The House of the Seven Gables - Page 109/199

It must not be supposed that the life of a personage naturally so

active as Phoebe could be wholly confined within the precincts of the

old Pyncheon House. Clifford's demands upon her time were usually

satisfied, in those long days, considerably earlier than sunset. Quiet

as his daily existence seemed, it nevertheless drained all the

resources by which he lived. It was not physical exercise that

overwearied him,--for except that he sometimes wrought a little with a

hoe, or paced the garden-walk, or, in rainy weather, traversed a large

unoccupied room,--it was his tendency to remain only too quiescent, as

regarded any toil of the limbs and muscles. But, either there was a

smouldering fire within him that consumed his vital energy, or the

monotony that would have dragged itself with benumbing effect over a

mind differently situated was no monotony to Clifford. Possibly, he

was in a state of second growth and recovery, and was constantly

assimilating nutriment for his spirit and intellect from sights,

sounds, and events which passed as a perfect void to persons more

practised with the world. As all is activity and vicissitude to the

new mind of a child, so might it be, likewise, to a mind that had

undergone a kind of new creation, after its long-suspended life.

Be the cause what it might, Clifford commonly retired to rest,

thoroughly exhausted, while the sunbeams were still melting through his

window-curtains, or were thrown with late lustre on the chamber wall.

And while he thus slept early, as other children do, and dreamed of

childhood, Phoebe was free to follow her own tastes for the remainder

of the day and evening.

This was a freedom essential to the health even of a character so

little susceptible of morbid influences as that of Phoebe. The old

house, as we have already said, had both the dry-rot and the damp-rot

in its walls; it was not good to breathe no other atmosphere than that.

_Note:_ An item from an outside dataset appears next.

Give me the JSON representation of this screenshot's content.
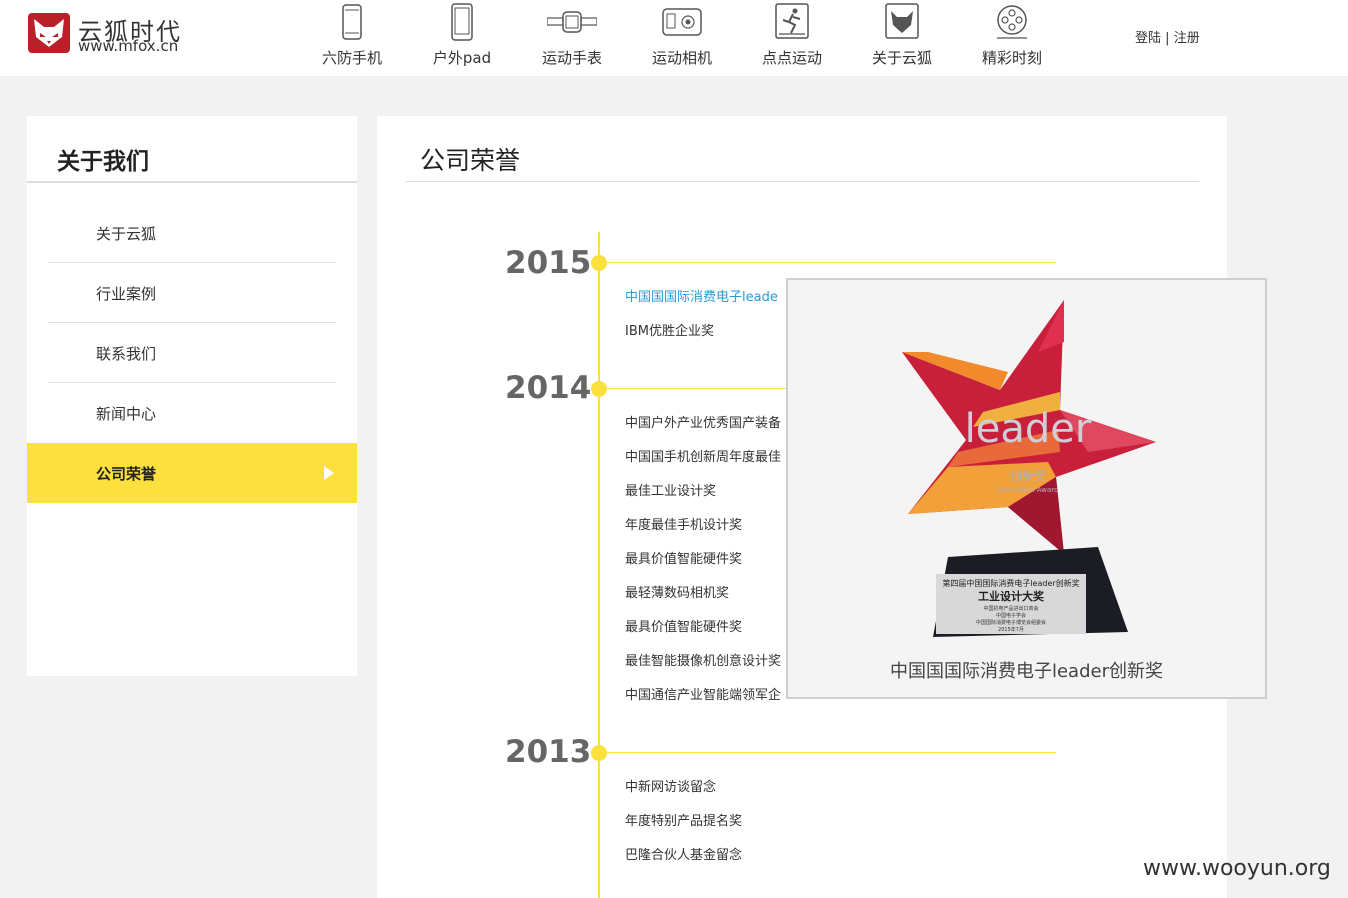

Hepzibah, though she had her valuable and redeeming traits, had grown

to be a kind of lunatic by imprisoning herself so long in one place,

with no other company than a single series of ideas, and but one

affection, and one bitter sense of wrong. Clifford, the reader may

perhaps imagine, was too inert to operate morally on his

fellow-creatures, however intimate and exclusive their relations with

him.

But the sympathy or magnetism among human beings is more subtile

and universal than we think; it exists, indeed, among different classes

of organized life, and vibrates from one to another. A flower, for

instance, as Phoebe herself observed, always began to droop sooner in

Clifford's hand, or Hepzibah's, than in her own; and by the same law,

converting her whole daily life into a flower fragrance for these two

sickly spirits, the blooming girl must inevitably droop and fade much

sooner than if worn on a younger and happier breast. Unless she had

now and then indulged her brisk impulses, and breathed rural air in a

suburban walk, or ocean breezes along the shore,--had occasionally

obeyed the impulse of Nature, in New England girls, by attending a

metaphysical or philosophical lecture, or viewing a seven-mile

panorama, or listening to a concert,--had gone shopping about the city,

ransacking entire depots of splendid merchandise, and bringing home a

ribbon,--had employed, likewise, a little time to read the Bible in her

chamber, and had stolen a little more to think of her mother and her

native place--unless for such moral medicines as the above, we should

soon have beheld our poor Phoebe grow thin and put on a bleached,

unwholesome aspect, and assume strange, shy ways, prophetic of

old-maidenhood and a cheerless future.